Torcida argentina confirma fama de festeira; viagem a Porto Alegre: relato

Por Iury Cesar Alves, colaboração para o Esportividade
Torcida argentina no Beira-Rio (Iury Cesar Alves)

Torcida argentina no Beira-Rio (Iury Cesar Alves)

Antes de falar da sede de Porto Alegre, deve-se destacar o que a cidade de São Paulo espera para as oitavas de final na próxima terça-feira, 1º de julho, dia de Argentina x Suíça. Realmente a torcida argentina é doente pela sua seleção e muito festeira.

O que percebemos nos jogos transmitidos pela TV, quando assistimos à seleção argentina ou até mesmo às partidas da Libertadores em que existe participação de um clube argentino, é de fato o que vemos e mais um pouco. Pois os hermanos fazem a mesma festa que vemos na TV, antes, ao longo e principalmente depois do jogo.

O que deu para perceber na partida do estádio Beira-Rio foi uma grande festa; com os brasileiros, um grande tom de brincadeira, apesar de toda a rivalidade. Houve o respeito esperado quando a Nigéria fez o seu gol. Obviamente, muitos brasileiros começaram a gritar “Nigéria”; mesmo assim argentinos mantiveram a postura e houve somente brincadeiras. Nada em tom provocativo ou promovendo violência.

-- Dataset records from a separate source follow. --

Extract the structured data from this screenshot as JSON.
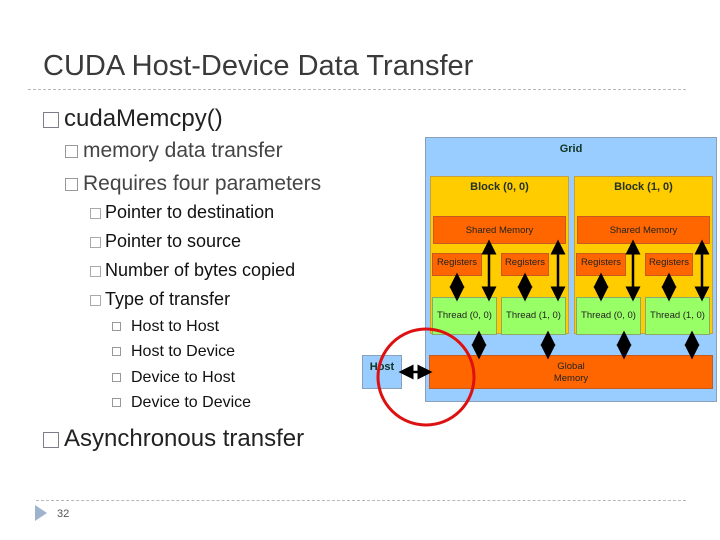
{
  "slide": {
    "title": "CUDA Host-Device Data Transfer",
    "page_number": "32",
    "bullets": {
      "b1": "cudaMemcpy()",
      "b1_1": "memory data transfer",
      "b1_2": "Requires four parameters",
      "params": [
        "Pointer to destination",
        "Pointer to source",
        "Number of bytes copied",
        "Type of transfer"
      ],
      "types": [
        "Host to Host",
        "Host to Device",
        "Device to Host",
        "Device to Device"
      ],
      "b2": "Asynchronous transfer"
    }
  },
  "diagram": {
    "grid_label": "Grid",
    "blocks": [
      {
        "label": "Block (0, 0)",
        "shared": "Shared Memory",
        "registers": [
          "Registers",
          "Registers"
        ],
        "threads": [
          "Thread (0, 0)",
          "Thread (1, 0)"
        ]
      },
      {
        "label": "Block (1, 0)",
        "shared": "Shared Memory",
        "registers": [
          "Registers",
          "Registers"
        ],
        "threads": [
          "Thread (0, 0)",
          "Thread (1, 0)"
        ]
      }
    ],
    "global_memory": [
      "Global",
      "Memory"
    ],
    "host_label": "Host",
    "colors": {
      "grid": "#99ccff",
      "block": "#ffcc00",
      "memory": "#ff6600",
      "thread": "#99ff66",
      "highlight_circle": "#dd1111"
    }
  }
}
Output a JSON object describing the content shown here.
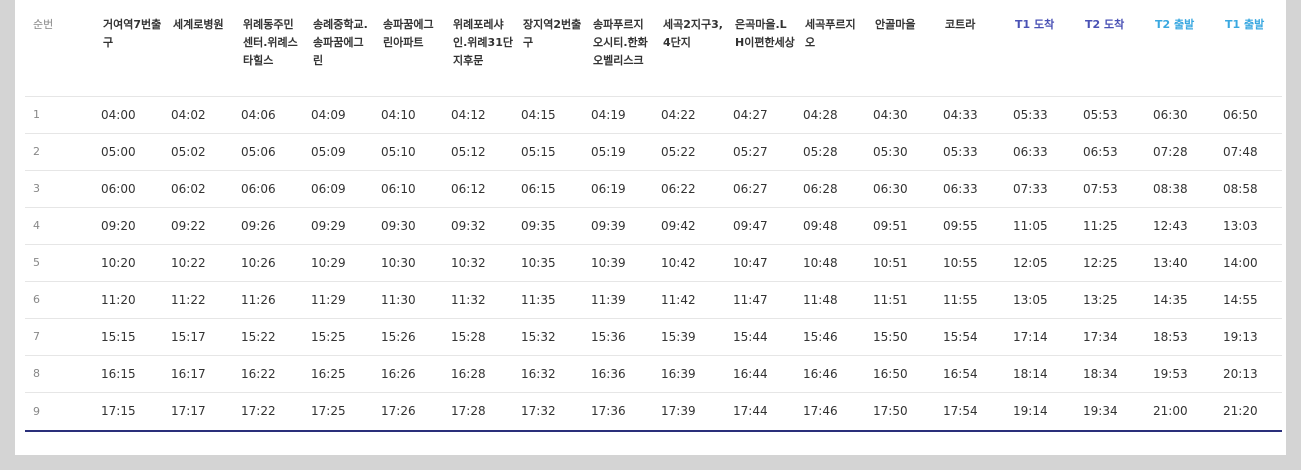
{
  "table": {
    "headers": [
      "순번",
      "거여역7번출구",
      "세계로병원",
      "위례동주민센터.위례스타힐스",
      "송례중학교.송파꿈에그린",
      "송파꿈에그린아파트",
      "위례포레샤인.위례31단지후문",
      "장지역2번출구",
      "송파푸르지오시티.한화오벨리스크",
      "세곡2지구3,4단지",
      "은곡마을.LH이편한세상",
      "세곡푸르지오",
      "안골마을",
      "코트라",
      "T1 도착",
      "T2 도착",
      "T2 출발",
      "T1 출발"
    ],
    "header_colors": {
      "t1_arrive": "#4a52b5",
      "t2_arrive": "#4a52b5",
      "t2_depart": "#3aa8e0",
      "t1_depart": "#3aa8e0",
      "bottom_rule": "#2a2f7a"
    },
    "rows": [
      [
        "1",
        "04:00",
        "04:02",
        "04:06",
        "04:09",
        "04:10",
        "04:12",
        "04:15",
        "04:19",
        "04:22",
        "04:27",
        "04:28",
        "04:30",
        "04:33",
        "05:33",
        "05:53",
        "06:30",
        "06:50"
      ],
      [
        "2",
        "05:00",
        "05:02",
        "05:06",
        "05:09",
        "05:10",
        "05:12",
        "05:15",
        "05:19",
        "05:22",
        "05:27",
        "05:28",
        "05:30",
        "05:33",
        "06:33",
        "06:53",
        "07:28",
        "07:48"
      ],
      [
        "3",
        "06:00",
        "06:02",
        "06:06",
        "06:09",
        "06:10",
        "06:12",
        "06:15",
        "06:19",
        "06:22",
        "06:27",
        "06:28",
        "06:30",
        "06:33",
        "07:33",
        "07:53",
        "08:38",
        "08:58"
      ],
      [
        "4",
        "09:20",
        "09:22",
        "09:26",
        "09:29",
        "09:30",
        "09:32",
        "09:35",
        "09:39",
        "09:42",
        "09:47",
        "09:48",
        "09:51",
        "09:55",
        "11:05",
        "11:25",
        "12:43",
        "13:03"
      ],
      [
        "5",
        "10:20",
        "10:22",
        "10:26",
        "10:29",
        "10:30",
        "10:32",
        "10:35",
        "10:39",
        "10:42",
        "10:47",
        "10:48",
        "10:51",
        "10:55",
        "12:05",
        "12:25",
        "13:40",
        "14:00"
      ],
      [
        "6",
        "11:20",
        "11:22",
        "11:26",
        "11:29",
        "11:30",
        "11:32",
        "11:35",
        "11:39",
        "11:42",
        "11:47",
        "11:48",
        "11:51",
        "11:55",
        "13:05",
        "13:25",
        "14:35",
        "14:55"
      ],
      [
        "7",
        "15:15",
        "15:17",
        "15:22",
        "15:25",
        "15:26",
        "15:28",
        "15:32",
        "15:36",
        "15:39",
        "15:44",
        "15:46",
        "15:50",
        "15:54",
        "17:14",
        "17:34",
        "18:53",
        "19:13"
      ],
      [
        "8",
        "16:15",
        "16:17",
        "16:22",
        "16:25",
        "16:26",
        "16:28",
        "16:32",
        "16:36",
        "16:39",
        "16:44",
        "16:46",
        "16:50",
        "16:54",
        "18:14",
        "18:34",
        "19:53",
        "20:13"
      ],
      [
        "9",
        "17:15",
        "17:17",
        "17:22",
        "17:25",
        "17:26",
        "17:28",
        "17:32",
        "17:36",
        "17:39",
        "17:44",
        "17:46",
        "17:50",
        "17:54",
        "19:14",
        "19:34",
        "21:00",
        "21:20"
      ]
    ]
  }
}
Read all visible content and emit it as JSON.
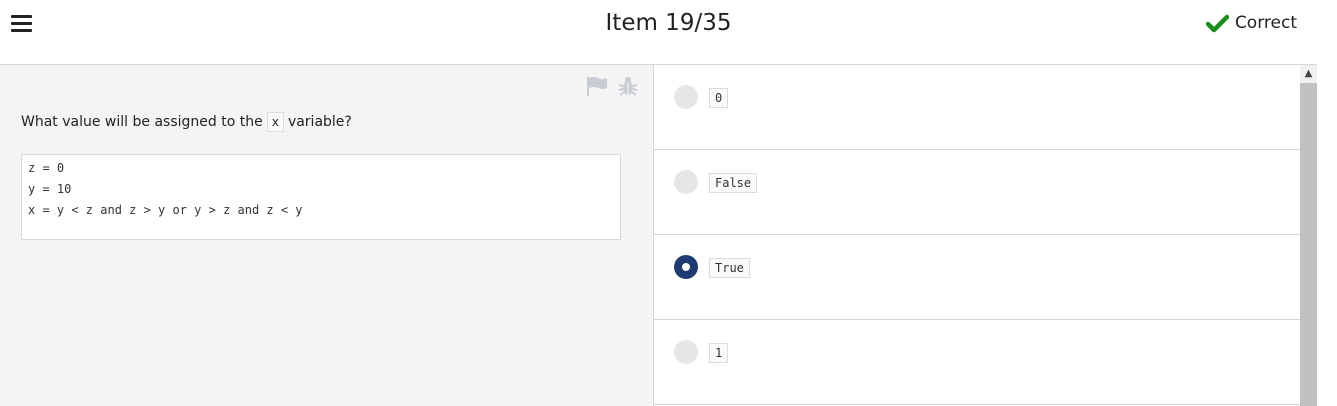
{
  "header": {
    "title": "Item 19/35",
    "status_label": "Correct",
    "status_color": "#1a8f1a",
    "menu_icon": "hamburger-menu-icon",
    "status_icon": "checkmark-icon"
  },
  "question": {
    "prefix": "What value will be assigned to the",
    "variable": "x",
    "suffix": "variable?",
    "tools": {
      "flag_icon": "flag-icon",
      "bug_icon": "bug-icon"
    },
    "code_lines": [
      "z = 0",
      "y = 10",
      "x = y < z and z > y or y > z and z < y"
    ]
  },
  "answers": [
    {
      "label": "0",
      "selected": false
    },
    {
      "label": "False",
      "selected": false
    },
    {
      "label": "True",
      "selected": true
    },
    {
      "label": "1",
      "selected": false
    }
  ],
  "colors": {
    "selected_radio": "#1e3c72",
    "unselected_radio": "#e6e6e6",
    "left_pane_bg": "#f4f4f4"
  }
}
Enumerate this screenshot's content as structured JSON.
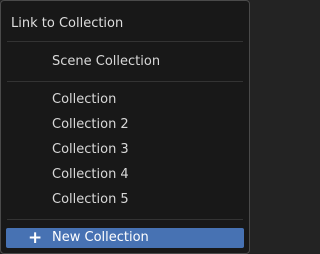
{
  "menu": {
    "title": "Link to Collection",
    "scene_collection": "Scene Collection",
    "collections": [
      "Collection",
      "Collection 2",
      "Collection 3",
      "Collection 4",
      "Collection 5"
    ],
    "new_collection": "New Collection",
    "new_icon": "+"
  }
}
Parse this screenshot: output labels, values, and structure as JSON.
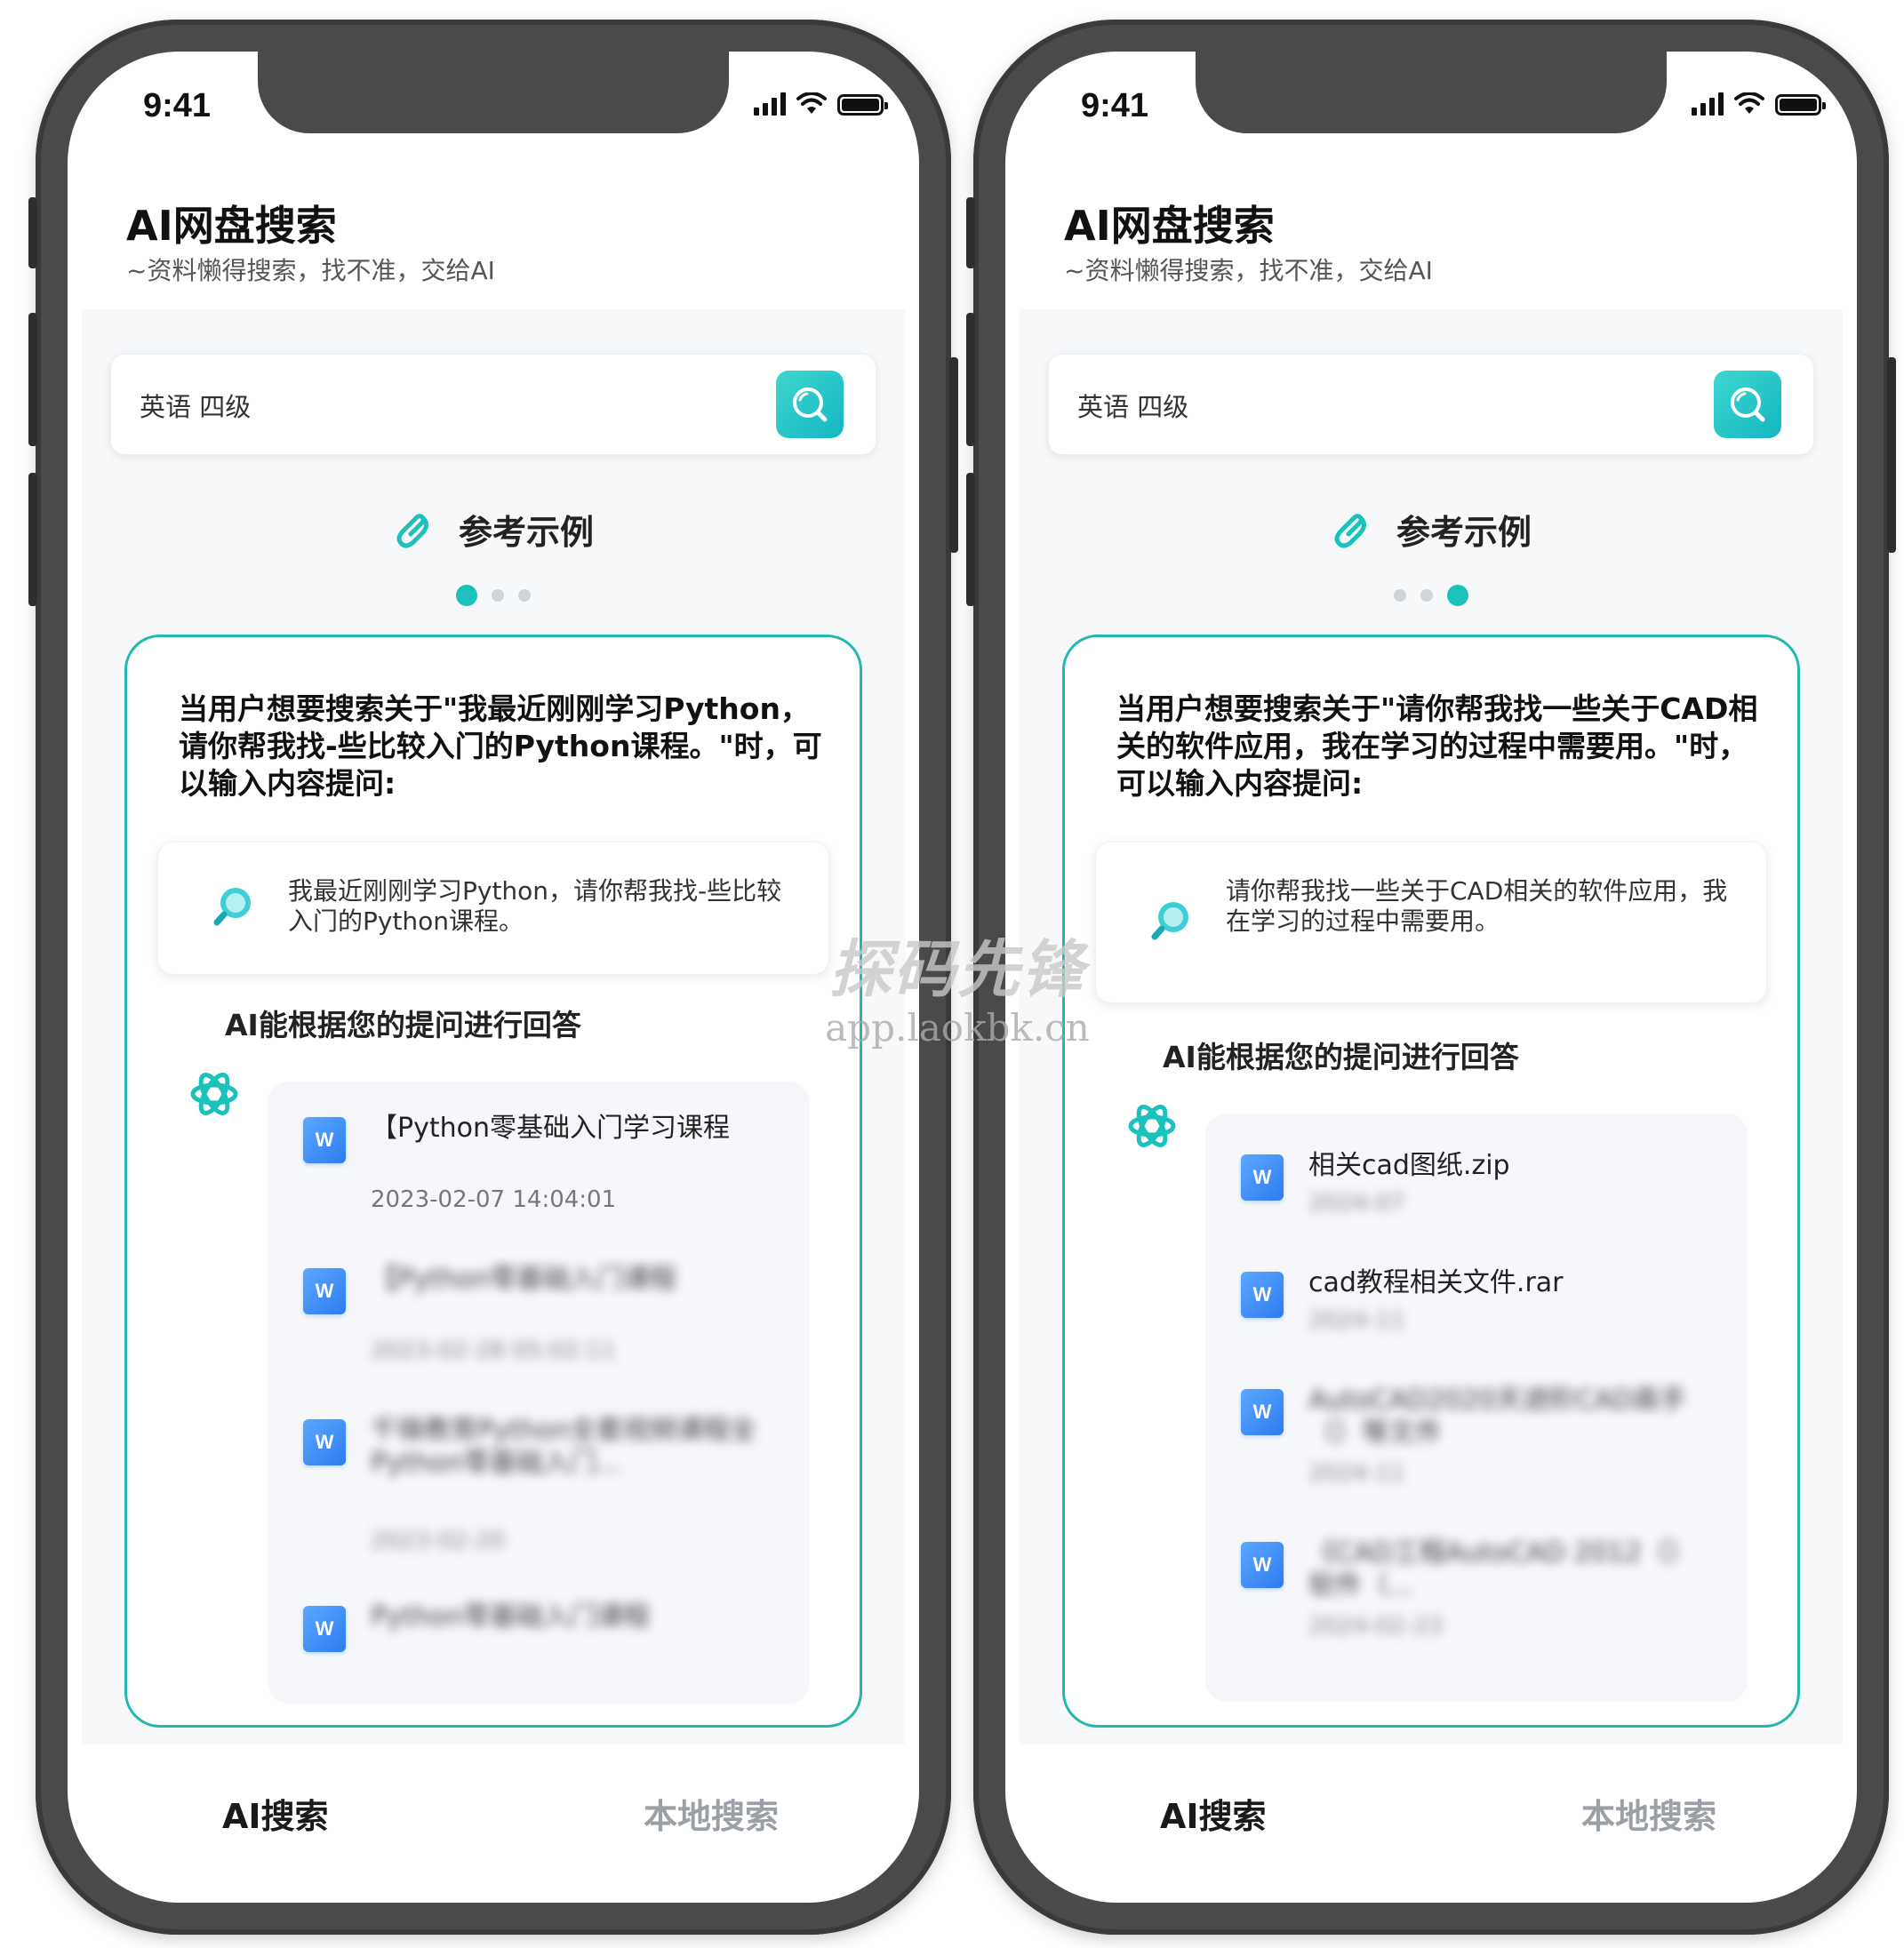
{
  "phones": [
    {
      "status_time": "9:41",
      "app_title": "AI网盘搜索",
      "app_subtitle": "~资料懒得搜索，找不准，交给AI",
      "search_value": "英语 四级",
      "ref_title": "参考示例",
      "active_dot": 0,
      "card_heading": "当用户想要搜索关于\"我最近刚刚学习Python，请你帮我找-些比较入门的Python课程。\"时，可以输入内容提问:",
      "query_text": "我最近刚刚学习Python，请你帮我找-些比较入门的Python课程。",
      "answer_label": "AI能根据您的提问进行回答",
      "results": [
        {
          "name": "【Python零基础入门学习课程",
          "date": "2023-02-07 14:04:01"
        },
        {
          "name": "【Python零基础入门课程",
          "date": "2023-02-28 05:02:11"
        },
        {
          "name": "千锋教育Python全套视频课程全Python零基础入门...",
          "date": "2023-02-20"
        },
        {
          "name": "Python零基础入门课程",
          "date": ""
        }
      ],
      "tab_ai": "AI搜索",
      "tab_local": "本地搜索"
    },
    {
      "status_time": "9:41",
      "app_title": "AI网盘搜索",
      "app_subtitle": "~资料懒得搜索，找不准，交给AI",
      "search_value": "英语 四级",
      "ref_title": "参考示例",
      "active_dot": 2,
      "card_heading": "当用户想要搜索关于\"请你帮我找一些关于CAD相关的软件应用，我在学习的过程中需要用。\"时，可以输入内容提问:",
      "query_text": "请你帮我找一些关于CAD相关的软件应用，我在学习的过程中需要用。",
      "answer_label": "AI能根据您的提问进行回答",
      "results": [
        {
          "name": "相关cad图纸.zip",
          "date": "2024-07"
        },
        {
          "name": "cad教程相关文件.rar",
          "date": "2024-11"
        },
        {
          "name": "AutoCAD2020天进阶CAD高手（）等文件",
          "date": "2024-11"
        },
        {
          "name": "《CAD工程AutoCAD 2012（）软件（...",
          "date": "2024-02-23"
        }
      ],
      "tab_ai": "AI搜索",
      "tab_local": "本地搜索"
    }
  ],
  "watermark": {
    "main": "探码先锋",
    "url": "app.laokbk.cn"
  },
  "colors": {
    "accent": "#1bc1bb",
    "card_border": "#24b7b0",
    "doc_icon": "#2f7bf0"
  }
}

Durante todo o tempo são cantadas as músicas com os refrões: “Maradona es más grande que Pelé“ e “Vamos, vamos, Argentina! Vamos, vamos a ganar!“. Mesmo quem não torce pela equipe da Argentina acaba se rendendo à festa dos torcedores da seleção de Messi e companhia. O ídolo contemporâneo argentino também tem uma música especial que é cantada antes do jogo e, pelo o que se percebeu, após cada gol que o jogador faz.

Há certa preocupação por parte das autoridades paulistanas sobre o que os argentinos podem causar em sua estadia na cidade para o acompanhamento do jogo da seleção nas oitavas de final. Devido ao fato de a partida anterior ter sido realizada no Rio Grande do Sul, que é vizinho da Argentina, o clima pode ser considerado mais tranquilo, porque realmente a maioria de torcedores no estádio era argentina. Mas o clima totalmente de festa e amizade por parte dos hermanos foi o que mais chamou atenção.

A torcida argentina passa a impressão de ser totalmente apaixonada pelo futebol e principalmente por sua seleção.

Beira-Rio: praticidade e comodidade

Aeroporto Salgado Filho, em Porto Alegre (Iury Cesar Alves)

Aeroporto Salgado Filho, em Porto Alegre (Iury Cesar Alves)

A capital gaúcha surpreende o visitante que a conhece. Desde a chegada até a cordialidade e a hospitalidade dos gaúchos.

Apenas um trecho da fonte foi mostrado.